Bumi Indonesia berputar terus dan terus berputar. Apa saja bergerak ke sana ke mari dan terus dibicarakan. Sebelum Eid Adha, ada yang sudah mengikat kambingnya di tiang listrik, dan ternyata pagi hari saat akan disembelih mas kambing sudah pergi entah ke mana, dan katanya pulang ke rumah asalnya di dusun Pronojawi, atau mungkin karena tidak disediakan rumput. Si empunya sibuk karena harus membeli lagi hewan qurban via online atau COD dan membuat janjian bertemu di terminal angkutan desa. Memang menjadi menarik, karena hewan yang sudah diikat masih dapat melepaskan diri. Ha…, ha…. seperti buronan saja, yang ‘mahasakti’, yang sampai sekarang tidak dapat ditemukan. Belum lagi saya mendengar ada sapi yang kecebur sumur, padahal itu juga untuk hewan qurban, sehingga yang empunya harus menyewa alat berat. Saya juga sudah kehilangan berita tentang hewan sapi yang berurusan dengan Pak RT, atau mungkin malah sapinya yang harus mengalah dan menengahi masalah.
Ah itu peristiwa sudah berlalu. Minggu ini saya ingin ke Pronojiwo melewati Dampit, Tirtoyudo, Ampelgading, dan berakhir di Tumpak Sewu, yang di situ ada waterfall yang sangat indah. Rencana ini gagal karena ada banjir bandang di sebelah timur Ampelgading yang membuat jembatan Malang ke Lumajang abruk total. Ini membuat saya kecewa karena rencana ini sudah saya persiapkan cukup lama bersama kawan-kawan dari Malang Selatan, yaitu dua tahun lalu, dan menjadi sedih kok ada banjir segala yang membuat masyarakat menderita.
Pagi ini saya memanen jeruk sambal dan pohon ini sudah berumur dua puluh tahun dan sudah panen berkali-kali. Saya menanam di lahan 2x3 meter persegi dan buahnya adalah benar sangat makmur. Tanah hanya diwadahi di pot dengan pupuk ramuan versi insinyur elektro arus kuat yaitu harus membentuk gelombang tiga fase simetrik, yaitu bibit bebet bobot. Asisten dapur sudah sampai bosan karena hampir setiap minggu menyambal jeruk yang aromanya sampai menyebar ke tetangga. Memang sengaja saya menanam jeruk sambal dan cabe untuk kebutuhan sehari-hari dapur agar tidak sering ke pasar.
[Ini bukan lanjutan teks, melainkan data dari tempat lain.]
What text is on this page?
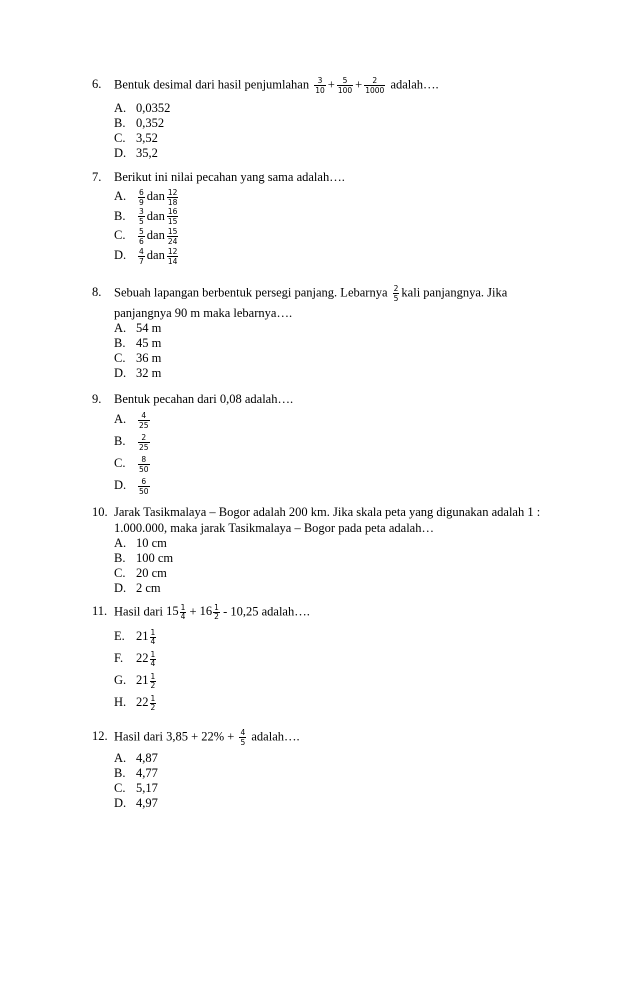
6. Bentuk desimal dari hasil penjumlahan $\frac{3}{10} + \frac{5}{100} + \frac{2}{1000}$ adalah….
A. 0,0352
B. 0,352
C. 3,52
D. 35,2
7. Berikut ini nilai pecahan yang sama adalah….
A. $\frac{6}{9}$ dan $\frac{12}{18}$
B. $\frac{3}{5}$ dan $\frac{16}{15}$
C. $\frac{5}{6}$ dan $\frac{15}{24}$
D. $\frac{4}{7}$ dan $\frac{12}{14}$
8. Sebuah lapangan berbentuk persegi panjang. Lebarnya $\frac{2}{5}$ kali panjangnya. Jika
panjangnya 90 m maka lebarnya….
A. 54 m
B. 45 m
C. 36 m
D. 32 m
9. Bentuk pecahan dari 0,08 adalah….
A. $\frac{4}{25}$
B. $\frac{2}{25}$
C. $\frac{8}{50}$
D. $\frac{6}{50}$
10. Jarak Tasikmalaya – Bogor adalah 200 km. Jika skala peta yang digunakan adalah 1 :
1.000.000, maka jarak Tasikmalaya – Bogor pada peta adalah…
A. 10 cm
B. 100 cm
C. 20 cm
D. 2 cm
11. Hasil dari $15 \frac{1}{4} + 16 \frac{1}{2} - 10,25$ adalah….
E. $21 \frac{1}{4}$
F. $22 \frac{1}{4}$
G. $21 \frac{1}{2}$
H. $22 \frac{1}{2}$
12. Hasil dari $3,85 + 22\% + \frac{4}{5}$ adalah….
A. 4,87
B. 4,77
C. 5,17
D. 4,97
Hari ini hp saya penuh dengan berita perumputan. Ternyata minggu-minggu ini rumput menjadi istimewa dan masuk ke tivi-tivi sambil diotak-atik, dan yang berkomentar ‘berisik’ adalah bukan pakar rumput. Katanya tidak memenuhi ini-itu, kurang cahaya kurang sekian lux bagini bagito, dan yang lain, dan ternyata rumput menjadi primadona untuk urusan banyak hal dan kepentingan. Saya menjadi ingat rumput gajah di lereng Gunung Merapi yang tumbuh subur, dan di sana sama sekali tidak ada pejabat yang yang tertarik untuk datang beramai-ramai dan berduyun-duyun untuk memonitornya. Rumput di sana telah hidup nyaman di habitatnya tanpa terganggu oleh puluhan wartawan yang sengaja didatangkan. Saya hanya mengatakan ke rumput itu, “ayem tentrem ing desane Pak Tani”. Rumput-rumput yang dapat tersenyum pagi sampai di tempat yang loh jinawi.
Saya malah sedang berpikir sederhana, ‘mbok yao’ daripada mengotak-atik rumput FIFA, apa tidak lebih baik memikirkan daerah-daerah seperti Gunungkidul dan NTT yang kering kerontang untuk dapat ditanami kurma ajwa atau ruthob agar tidak selalu import dari Thaif dan Tunisia, atau ‘ngopeni’ pohon duren-duren lokal yang rasanya masih ngalor ngidul diganti dengan duren premium yang harga satu kilo sampai menembus lima ratus ribu rupiyah untuk eksport.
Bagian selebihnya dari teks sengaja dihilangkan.